DougJ points out a post in which Matt Yglesias puzzles over the fact that the entire fat-cat community rejects moderately liberal regulations and taxes, even though some fat cats would seem to benefit from some of the regulations and taxes. Yglesias writes about

the extraordinary level of solidarity manifested by the corporate executive class in the United States of America. There are plenty of individual firms that benefit from this or that public sector spending stream, but essentially all business organizations are solidly united in opposition to essentially all possible ways to enhance government revenue. On financial reform, it's not merely that the big banks opposed the Dodd-Frank bill, but there was absolutely no counter-lobbying from firms in the non-financial economy in favor of it....

Presumably most American firms would, in fact, benefit from the existence of a sensible and sustainable financial regulatory scheme. But there's no lobbying activity whatsoever dedicated to creating it.

But they just don't think they need this stuff. Even if the world economy is destroyed and regulations might have prevented that cataclysm, they won't regret opposing the regulations because they'll be made whole regardless. They never suffer -- not for long. As soon as negative consequences happen to them, the government moves heaven and earth to remove those consequences. Better that than regulations and taxes!

In general, what's the problem? We had a fat-cat-generated meltdown and ordinary citizens came out in droves to vote for pro-fat-cat politicians. Fat cats caused the crash and voters responded by picking politicians who do stuff like this, in Michigan:

This legislation -- which allows the Governor to declare financial emergencies and appoint individuals or corporations to serve as city managers with the power to dissolve local elected councils and nullify employment contracts for public servants -- is the first step in an effort to do away with municipal and local government altogether in favor of quite literally having private enterprises replacing government and contracting out its functions to the lowest bidder.
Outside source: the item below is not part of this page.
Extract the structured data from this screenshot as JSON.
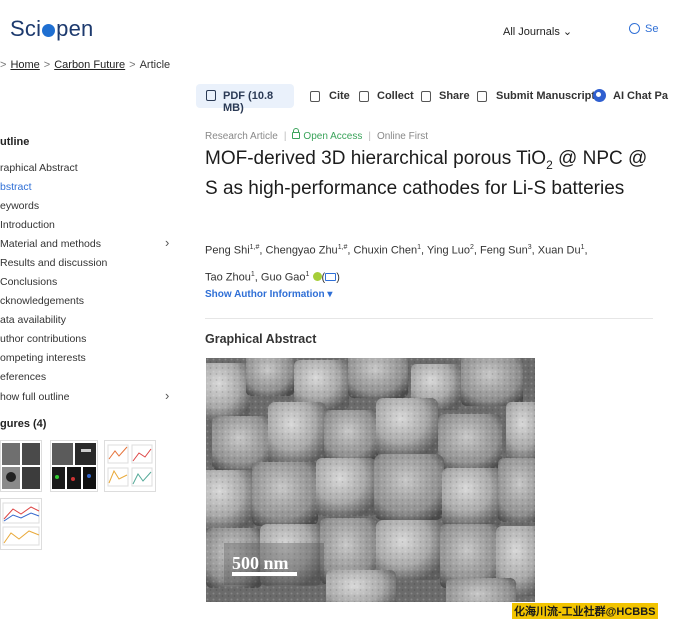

How beautiful it will be: Wackenhut cops and local jails, Waste Management goons collecting trash, utilities sold off to Aqua America and Exelon, tax assessments mailed to homeowners from a financial services boiler room in Bangalore, and municipal employees of all types fired and replaced by temps from Manpower, Inc.

Gives a new and literal meaning to the phrase "company town," doesn't it?

Of course the fat cats have a skewed sense of cause and effect. Wouldn't you? Of course they think they're bulletproof and don't need regulations and taxes to preserve a society in which they might thrive. Wouldn't you feel the same way under the circumstances?